The most recent episode of Game of Thrones featured an epic battle, but the presentation was so dark and murky that I felt like I was missing a lot of what was happening. Hey, is that dragons tussling in a dim, inky cloud of ashes, or . . . what? How in the devil is Arya running through a pitch-black tunnel? I think that’s Sam screeching under the onslaught of the undead, but everything is so muddled maybe it’s not. And am I supposed to be able to see the expression on Jon Snow’s face as he stands in the darkness, backlit by some feeble flames?
I couldn’t believe that HBO would air an episode of its top-rated show that was so difficult to see, so I decided the fault had to lie with the specific settings on my TV. The TV is years old, I’ve long since misplaced the owner’s manual, and I haven’t tried to adjust the settings in as long as I can remember. That meant just looking at the buttons on the TV remote — as opposed to the cable remote — to try to figure out which ones might change the video quality so I could rewatch the episode and hope to actually see what was happening.

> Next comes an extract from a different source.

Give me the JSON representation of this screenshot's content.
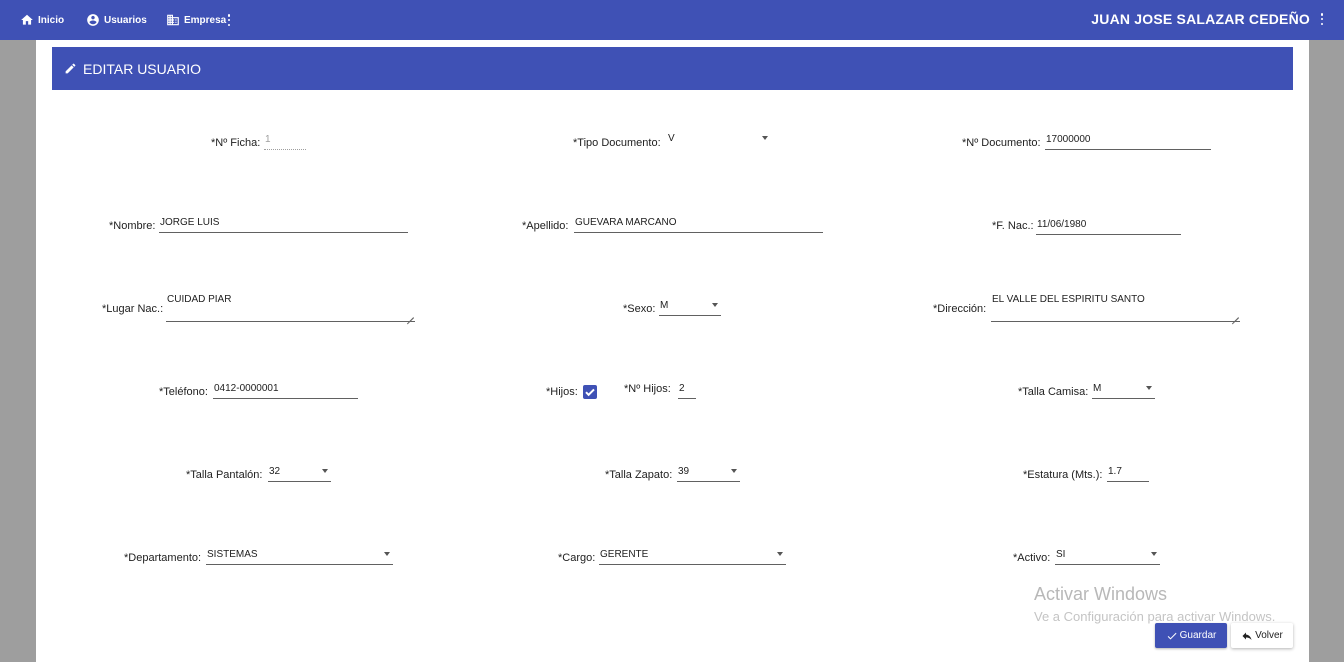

There was a tiny button at the bottom of the remote marked “pict” that I figured probably referred to “picture” and not to Scotland’s first people, so I pushed that and saw that the options were things like “sports,” “custom,” “theater,” and “vivid.” I have no idea what the different settings meant, but “vivid” at least sounded like it could help me decipher what was happening in the HBO murk, so I chose that. But it seemed like there had to be a way to address the brightness of the picture, specifically, so I kept searching. Another button labeled “menu” seemed promising, and I found that it included “brightness” and “contrast” and other options, so I cranked the brightness up to 100 and adjusted the contrast up to about 85, and then settled back to rewatch the GOT episode.
Alas, it didn’t really help — I was just seeing some lighter murkiness and was still struggling to determine exactly what was happening in all that blurry blackness. And when I switched over to regular TV, I saw that my adjustments had really messed with the screen so that, for example, I had somehow cut off the bottom of the picture in sports broadcasts where the score is displayed. How did that happen? So I found another button that allowed me to shift everything back to the original factory settings, and found that that fixed everything — except the picture quality on the GOT episode.
Oh, well . . . I guess the Battle of Winterfell was just meant to be an exploration of darkness in the world.